[英]Pandas- Set element of Pivot table to variable
I have a Pivot table named table1
that looks like: 我有一个名为
table1
的数据透视表,如下所示:
Volume
Site TripDate
003l 1990-06-10 2354.043820
1991-07-26 2745.673779
1993-10-08 22789.790846
1994-11-20 23072.306665
1995-04-24 25203.740194
1996-02-13 16505.985301
1996-04-15 8257.426317
1996-09-12 9148.369265
1997-02-13 10014.168593
1997-04-20 11154.686365
1997-08-23 13064.444117
1997-11-06 13704.596573
1998-04-15 14358.140459
1999-05-04 18100.457859
2000-03-17 22910.600843
2000-06-01 617.621794
2001-10-05 882.738323
016l 1990-06-10 962.070643
1991-07-26 761.409178
1993-10-08 475.038362
1994-11-20 312.339596
1995-04-24 11569.523232
1996-02-13 15272.175019
1996-04-15 13542.057394
1996-09-12 14556.930737
1997-02-13 18905.265710
1997-04-20 19832.509861
I am interested in Calculating percent volume for each site using the earliest volume calculation as the "theoretical value" to normalize the data. 我对使用最早的体积计算作为“理论值”以标准化数据来计算每个站点的体积百分比感兴趣。 For each site, is there a way to define a variable for the earliest volume calculation (ie 1990-06-10) directly from the pivot table?

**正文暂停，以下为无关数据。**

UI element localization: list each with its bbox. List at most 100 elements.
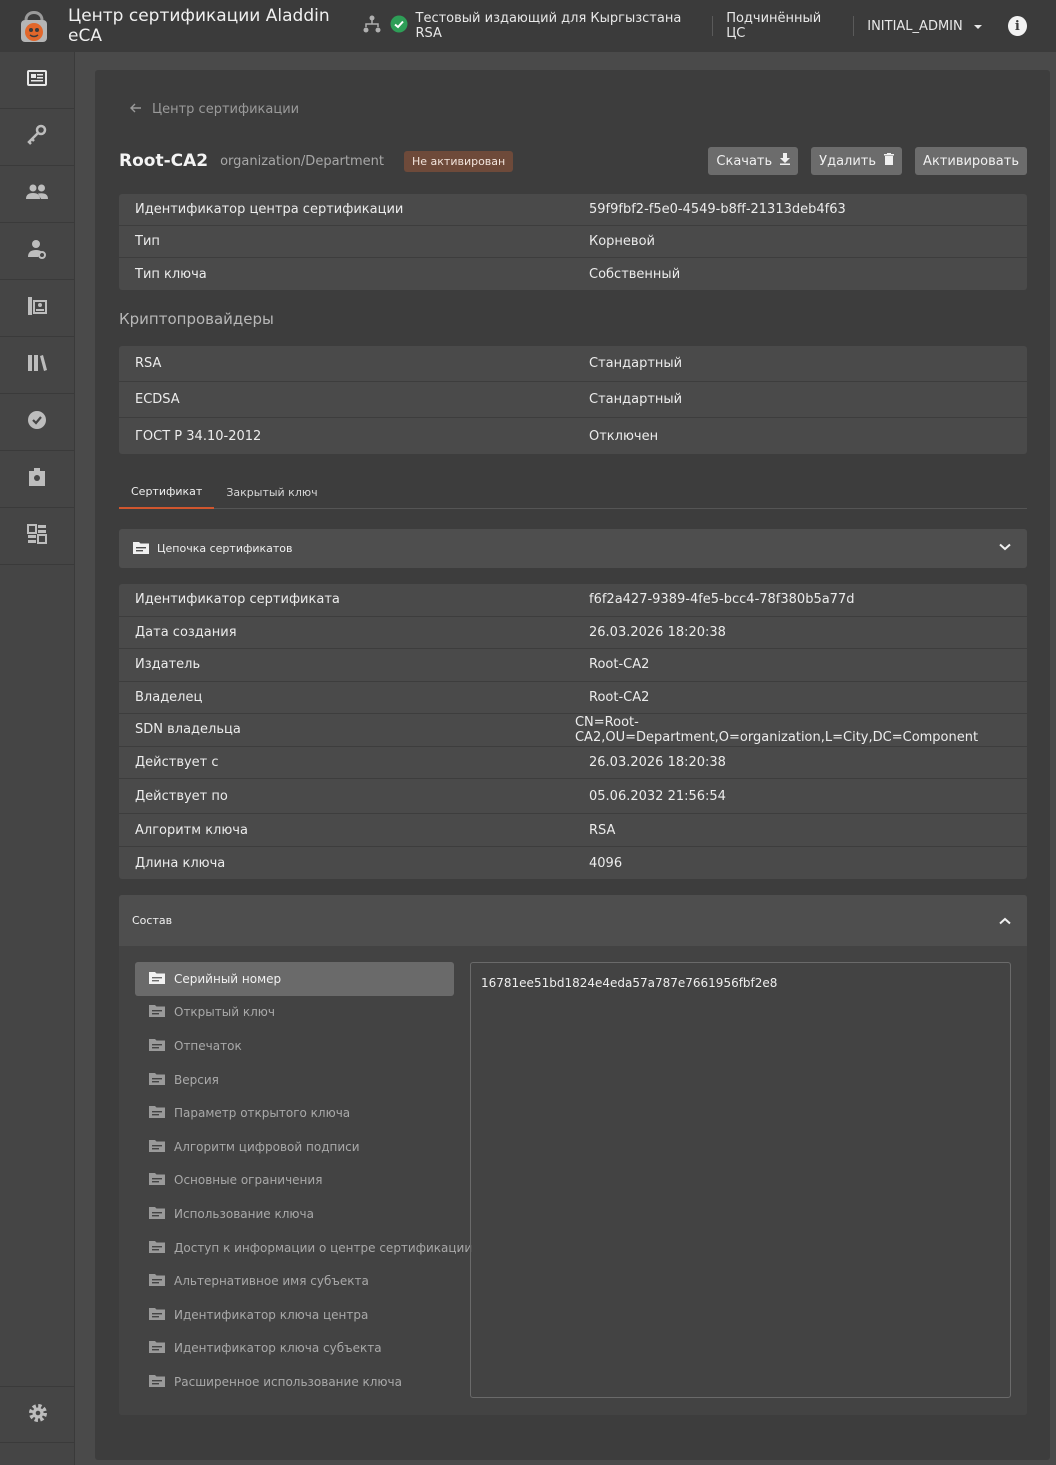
sidebar-item-dashboard[interactable] xyxy=(0,508,74,565)
app-logo-icon xyxy=(17,6,51,46)
page-title: Root-CA2 xyxy=(119,151,209,171)
folder-icon xyxy=(149,1139,165,1155)
download-button[interactable]: Скачать xyxy=(708,147,799,175)
composition-field-list: Серийный номер Открытый ключ Отпечаток Верс… xyxy=(135,962,472,1399)
status-badge: Не активирован xyxy=(403,150,514,172)
list-item-label: Расширенное использование ключа xyxy=(174,1374,402,1389)
folder-icon xyxy=(149,1072,165,1088)
sidebar-item-certificates[interactable] xyxy=(0,451,74,508)
row-value: 26.03.2026 18:20:38 xyxy=(589,624,726,640)
row-key: Дата создания xyxy=(135,624,237,640)
row-key: ГОСТ Р 34.10-2012 xyxy=(135,428,262,444)
composition-accordion-header[interactable]: Состав xyxy=(119,895,1027,946)
list-item-label: Параметр открытого ключа xyxy=(174,1106,351,1121)
table-row: Идентификатор сертификата f6f2a427-9389-… xyxy=(119,584,1027,617)
issuer-selector[interactable]: Тестовый издающий для Кыргызстана RSA xyxy=(362,11,700,41)
list-item-label: Доступ к информации о центре сертификаци… xyxy=(174,1240,473,1255)
list-item[interactable]: Основные ограничения xyxy=(135,1164,454,1198)
list-item-label: Основные ограничения xyxy=(174,1173,323,1188)
caret-down-icon xyxy=(973,19,983,34)
sidebar-item-users[interactable] xyxy=(0,166,74,223)
user-key-icon xyxy=(26,238,48,264)
list-item[interactable]: Отпечаток xyxy=(135,1029,454,1063)
list-item-label: Серийный номер xyxy=(174,971,282,986)
list-item[interactable]: Идентификатор ключа субъекта xyxy=(135,1332,454,1366)
table-row: Действует по 05.06.2032 21:56:54 xyxy=(119,779,1027,814)
list-item[interactable]: Серийный номер xyxy=(135,962,454,996)
row-key: Тип xyxy=(135,234,160,249)
breadcrumb-back-link[interactable]: Центр сертификации xyxy=(130,102,299,117)
list-item[interactable]: Версия xyxy=(135,1063,454,1097)
subordinate-ca-link[interactable]: Подчинённый ЦС xyxy=(726,11,840,41)
table-row: ГОСТ Р 34.10-2012 Отключен xyxy=(119,418,1027,454)
folder-icon xyxy=(149,1340,165,1356)
table-row: RSA Стандартный xyxy=(119,346,1027,382)
chevron-down-icon xyxy=(999,541,1011,554)
download-button-label: Скачать xyxy=(716,153,773,169)
list-item[interactable]: Открытый ключ xyxy=(135,996,454,1030)
row-value: RSA xyxy=(589,822,616,838)
list-item[interactable]: Расширенное использование ключа xyxy=(135,1365,454,1399)
row-value: Собственный xyxy=(589,266,681,282)
list-item[interactable]: Доступ к информации о центре сертификаци… xyxy=(135,1231,472,1265)
sidebar-item-library[interactable] xyxy=(0,337,74,394)
row-value: Root-CA2 xyxy=(589,657,650,673)
dashboard-icon xyxy=(26,523,48,549)
table-row: Тип ключа Собственный xyxy=(119,258,1027,290)
sidebar-item-user-keys[interactable] xyxy=(0,223,74,280)
tabs: Сертификат Закрытый ключ xyxy=(119,475,1027,509)
page-subtitle: organization/Department xyxy=(220,153,384,169)
delete-button[interactable]: Удалить xyxy=(811,147,903,175)
list-item[interactable]: Альтернативное имя субъекта xyxy=(135,1264,454,1298)
table-row: Дата создания 26.03.2026 18:20:38 xyxy=(119,617,1027,649)
sidebar-item-keys[interactable] xyxy=(0,109,74,166)
list-item[interactable]: Использование ключа xyxy=(135,1197,454,1231)
list-item[interactable]: Идентификатор ключа центра xyxy=(135,1298,454,1332)
sidebar-item-user-certificates[interactable] xyxy=(0,280,74,337)
row-key: RSA xyxy=(135,356,162,371)
row-key: Тип ключа xyxy=(135,266,207,282)
key-icon xyxy=(25,123,49,151)
main-panel: Центр сертификации Root-CA2 organization… xyxy=(95,70,1050,1460)
row-value: 59f9fbf2-f5e0-4549-b8ff-21313deb4f63 xyxy=(589,202,846,217)
composition-title: Состав xyxy=(132,914,173,927)
table-row: Идентификатор центра сертификации 59f9fb… xyxy=(119,194,1027,226)
certificate-card-icon xyxy=(26,68,48,92)
arrow-left-icon xyxy=(130,102,142,117)
sidebar-item-verification[interactable] xyxy=(0,394,74,451)
sidebar-item-certificate-authority[interactable] xyxy=(0,52,74,109)
activate-button[interactable]: Активировать xyxy=(915,147,1027,175)
folder-icon xyxy=(149,1206,165,1222)
sidebar-item-settings[interactable] xyxy=(0,1386,75,1443)
delete-button-label: Удалить xyxy=(819,153,877,169)
info-icon[interactable]: i xyxy=(1007,16,1028,36)
user-menu[interactable]: INITIAL_ADMIN xyxy=(867,19,982,34)
row-key: Владелец xyxy=(135,689,203,705)
list-item-label: Идентификатор ключа субъекта xyxy=(174,1341,382,1356)
row-key: Алгоритм ключа xyxy=(135,822,248,838)
list-item[interactable]: Параметр открытого ключа xyxy=(135,1096,454,1130)
chain-label: Цепочка сертификатов xyxy=(157,542,293,555)
row-value: f6f2a427-9389-4fe5-bcc4-78f380b5a77d xyxy=(589,592,855,608)
folder-icon xyxy=(149,1105,165,1121)
divider xyxy=(853,16,855,36)
trash-icon xyxy=(884,153,895,169)
tab-certificate[interactable]: Сертификат xyxy=(119,475,215,509)
row-key: Идентификатор сертификата xyxy=(135,592,340,608)
folder-icon xyxy=(149,1273,165,1289)
tab-private-key[interactable]: Закрытый ключ xyxy=(214,475,329,509)
table-row: Тип Корневой xyxy=(119,226,1027,258)
divider xyxy=(712,16,714,36)
table-row: Действует с 26.03.2026 18:20:38 xyxy=(119,747,1027,779)
row-value: Отключен xyxy=(589,428,659,444)
composition-body: Серийный номер Открытый ключ Отпечаток Верс… xyxy=(119,946,1027,1415)
activate-button-label: Активировать xyxy=(923,153,1019,169)
app-title: Центр сертификации Aladdin eCA xyxy=(68,6,330,46)
list-item-label: Открытый ключ xyxy=(174,1005,275,1020)
verified-badge-icon xyxy=(26,409,48,435)
certificate-chain-accordion[interactable]: Цепочка сертификатов xyxy=(119,529,1027,568)
list-item[interactable]: Алгоритм цифровой подписи xyxy=(135,1130,454,1164)
crypto-section-title: Криптопровайдеры xyxy=(119,310,274,328)
list-item-label: Отпечаток xyxy=(174,1038,242,1053)
table-row: ECDSA Стандартный xyxy=(119,382,1027,418)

对于每个站点,是否有一种方法可以直接从数据透视表中为最早的体积计算(即1990-06-10)定义变量?
An example formula for %Volume would be: %Volume的示例公式为:
%Volume=(V_survey-V_1990)/(V_1990)
I have tired to subset based on the level one index using: 我已经厌倦了使用以下基于一级索引的子集:
test = table1[table1[['TripDate']]==1990-06-10]
but, it throws the following error: 但是,它引发以下错误:
KeyError: "['TripDate'] not in index"
If I check the names of the indices using list(table1.index.names)
it returns: 如果我使用
list(table1.index.names)
检查索引的名称,它将返回:
['Site', 'TripDate']
I have found an answer to my problem, although I am sure there is a much more elegant solution. 尽管我确信有更好的解决方案,但我已经找到解决问题的答案。
In developing my solution, I created a pivot table with the earliest date using: 在开发解决方案时,我使用以下日期创建了最早的数据透视表:
query2 = query1[query1.TripDate=='1990-06-10']
where query1
is a subset of my original data file. 其中
query1
是我的原始数据文件的子集。
I then created a piviot table is a way similar to table1
and table2
using: 然后,我使用以下方法创建了一个piviot表,该表类似于
table1
和table2
:
table3 = pd.pivot_table(query2,values=['Volume'], index=['Site','TripDate'], aggfunc=np.sum)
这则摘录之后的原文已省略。